The first courthouse on the Granbury town square was built of logs as was the first jail. The jail was at the end of South Crockett Street on the bluff of the Brazos River. Since lawyers used the little courthouse, the mail was delivered there and it was a stage stop, it soon became too small for the county’s business. A building on the southeast corner of the square was used as the first annex or second courthouse. Soon afterward a proper courthouse was built. It was of native limestone, two stories tall and fifty feet square. It was expected to serve the county for many years. In this courthouse was held a rather bitter trial. Cooney Mitchell was accused of contributing to the murder of a young man from the Truitt family. He was found guilty, convicted and sentenced to be hanged in Hood County. As all of this was occurring the persons living in the far southern part of Hood County were so unsettled because of the county seat being much too far for them to travel to transact business, they decided to form their own county and legally secede from Hood County. Their county was to be called Somervell.
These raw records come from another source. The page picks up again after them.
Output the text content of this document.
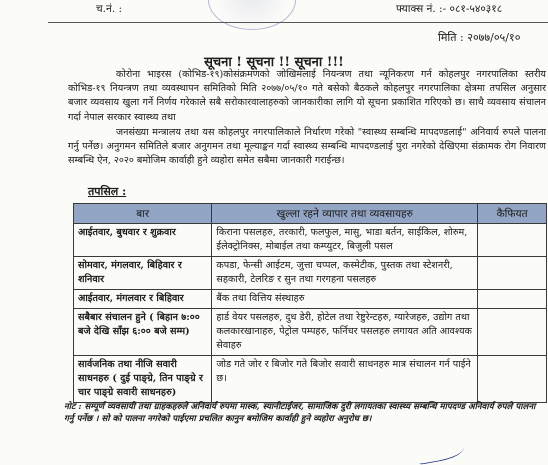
च.नं. :	फ्याक्स नं. :- ०८१-५४०३१८
मिति : २०७७/०५/१०
सूचना ! सूचना !! सूचना !!!
कोरोना भाइरस (कोभिड-१९)कोसंक्रमणको जोखिमलाई नियन्त्रण तथा न्यूनिकरण गर्न कोहलपुर नगरपालिका स्तरीय कोभिड-१९ नियन्त्रण तथा व्यवस्थापन समितिको मिति २०७७/०५/१० गते बसेको बैठकले कोहलपुर नगरपालिका क्षेत्रमा तपसिल अनुसार बजार व्यवसाय खुला गर्ने निर्णय गरेकाले सबै सरोकारवालाहरुको जानकारीका लागि यो सूचना प्रकाशित गरिएको छ। साथै व्यवसाय संचालन गर्दा नेपाल सरकार स्वास्थ्य तथा
जनसंख्या मन्त्रालय तथा यस कोहलपुर नगरपालिकाले निर्धारण गरेको "स्वास्थ्य सम्बन्धि मापदण्डलाई" अनिवार्य रुपले पालना गर्नु पर्नेछ। अनुगमन समितिले बजार अनुगमन तथा मूल्याङ्कन गर्दा स्वास्थ्य सम्बन्धि मापदण्डलाई पुरा नगरेको देखिएमा संक्रामक रोग निवारण सम्बन्धि ऐन, २०२० बमोजिम कार्वाही हुने व्यहोरा समेत सबैमा जानकारी गराईन्छ।
तपसिल :
बार	खुल्ला रहने व्यापार तथा व्यवसायहरु	कैफियत
आईतवार, बुधवार र शुक्रवार	किराना पसलहरु, तरकारी, फलफुल, मासु, भाडा बर्तन, साईकिल, शोरुम, ईलेक्ट्रोनिक्स, मोबाईल तथा कम्प्युटर, बिजुली पसल	
सोमवार, मंगलवार, बिहिवार र शनिवार	कपडा, फेन्सी आईटम, जुत्ता चप्पल, कस्मेटीक, पुस्तक तथा स्टेशनरी, सहकारी, टेलरिङ र सुन तथा गरगहना पसलहरु	
आईतवार, मंगलवार र बिहिवार	बैंक तथा वित्तिय संस्थाहरु	
सबैबार संचालन हुने ( बिहान ७:०० बजे देखि साँझ ६:०० बजे सम्म)	हार्ड वेयर पसलहरु, दुध डेरी, होटेल तथा रेष्टुरेन्टहरु, ग्यारेजहरु, उद्योग तथा कलकारखानाहरु, पेट्रोल पम्पहरु, फर्निचर पसलहरु लगायत अति आवश्यक सेवाहरु	
सार्वजनिक तथा नीजि सवारी साधनहरु ( दुई पाङ्ग्रे, तिन पाङ्ग्रे र चार पाङ्ग्रे सवारी साधनहरु)	जोड गते जोर र बिजोर गते बिजोर सवारी साधनहरु मात्र संचालन गर्न पाईने छ।	
नोट : सम्पूर्ण व्यवसायी तथा ग्राहकहरुले अनिवार्य रुपमा मास्क, स्यानीटाईजर, सामाजिक दुरी लगायतका स्वास्थ्य सम्बन्धि मापदण्ड अनिवार्य रुपले पालना गर्नु पर्नेछ । सो को पालना नगरेको पाईएमा प्रचलित कानुन बमोजिम कार्वाही हुने व्यहोरा अनुरोध छ।
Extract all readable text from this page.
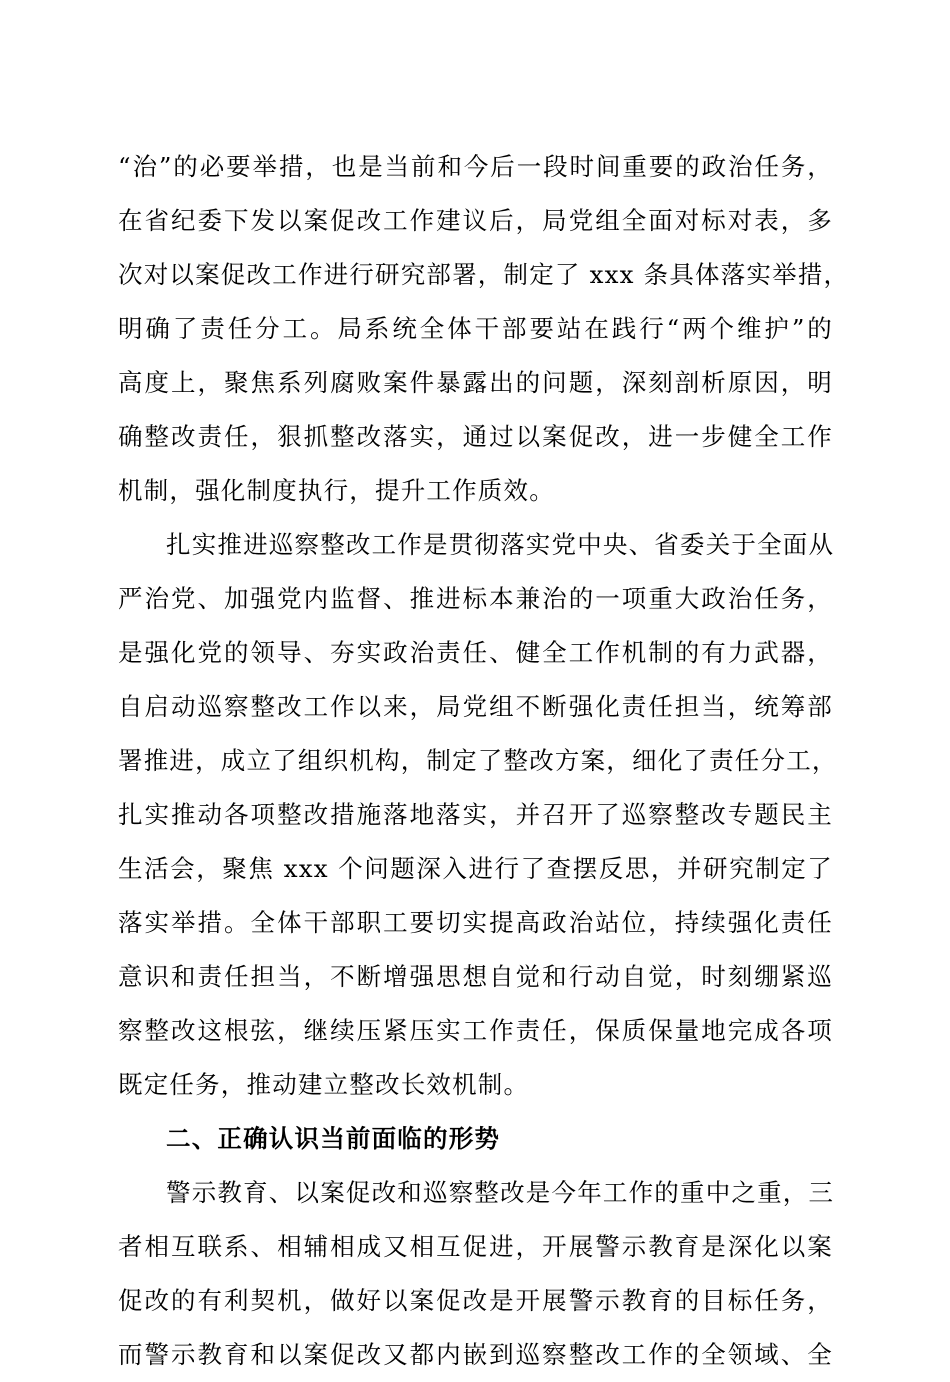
“治”的必要举措，也是当前和今后一段时间重要的政治任务，
在省纪委下发以案促改工作建议后，局党组全面对标对表，多
次对以案促改工作进行研究部署，制定了 xxx 条具体落实举措，
明确了责任分工。局系统全体干部要站在践行“两个维护”的
高度上，聚焦系列腐败案件暴露出的问题，深刻剖析原因，明
确整改责任，狠抓整改落实，通过以案促改，进一步健全工作
机制，强化制度执行，提升工作质效。
扎实推进巡察整改工作是贯彻落实党中央、省委关于全面从
严治党、加强党内监督、推进标本兼治的一项重大政治任务，
是强化党的领导、夯实政治责任、健全工作机制的有力武器，
自启动巡察整改工作以来，局党组不断强化责任担当，统筹部
署推进，成立了组织机构，制定了整改方案，细化了责任分工，
扎实推动各项整改措施落地落实，并召开了巡察整改专题民主
生活会，聚焦 xxx 个问题深入进行了查摆反思，并研究制定了
落实举措。全体干部职工要切实提高政治站位，持续强化责任
意识和责任担当，不断增强思想自觉和行动自觉，时刻绷紧巡
察整改这根弦，继续压紧压实工作责任，保质保量地完成各项
既定任务，推动建立整改长效机制。
二、正确认识当前面临的形势
警示教育、以案促改和巡察整改是今年工作的重中之重，三
者相互联系、相辅相成又相互促进，开展警示教育是深化以案
促改的有利契机，做好以案促改是开展警示教育的目标任务，
而警示教育和以案促改又都内嵌到巡察整改工作的全领域、全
During all the unrest from these several sources, the new courthouse burned in 1875. All records inside were lost. Another building was hurriedly constructed trying to salvage a portion of the damaged building. This was not at all successful; so in 1890 construction was begun on the fifth courthouse for Hood County — the one that stands on the town square in 1994.Once Granbury was established as the permanent county seat, building began to appear around the town square. Most were first constructed of wood. The HISTORY OF HOOD COUNTY as well as the PICTORIAL HISTORY OF HOOD COUNTY are two references that have many pictures of these early structures. It is thought that two of the earliest stone buildings are those housing the Cuckoo’s Nest and Central Texas Title on the square south side. The First National Bank building was built in 1883. Others on the north side of the square have dates of 1885, 1888 and 1882. The Nutt House was built in 1893 as a mercantile store and later changed to become a hotel in 1919. The Opera House has a date of 1886 and the old jail was built in 1885. The first Nutt House was the family dwelling on East Bridge Street. Mrs. Nutt used the name as she opened a hotel in their home. What we see on the town square under the name of First National Bank has developed through the years. The First National as such was not formed until 1887 in the narrow building on the corner. In the 1950’s the mercantile store east of the bank was purchased and remodeled to become a part of the bank’s building.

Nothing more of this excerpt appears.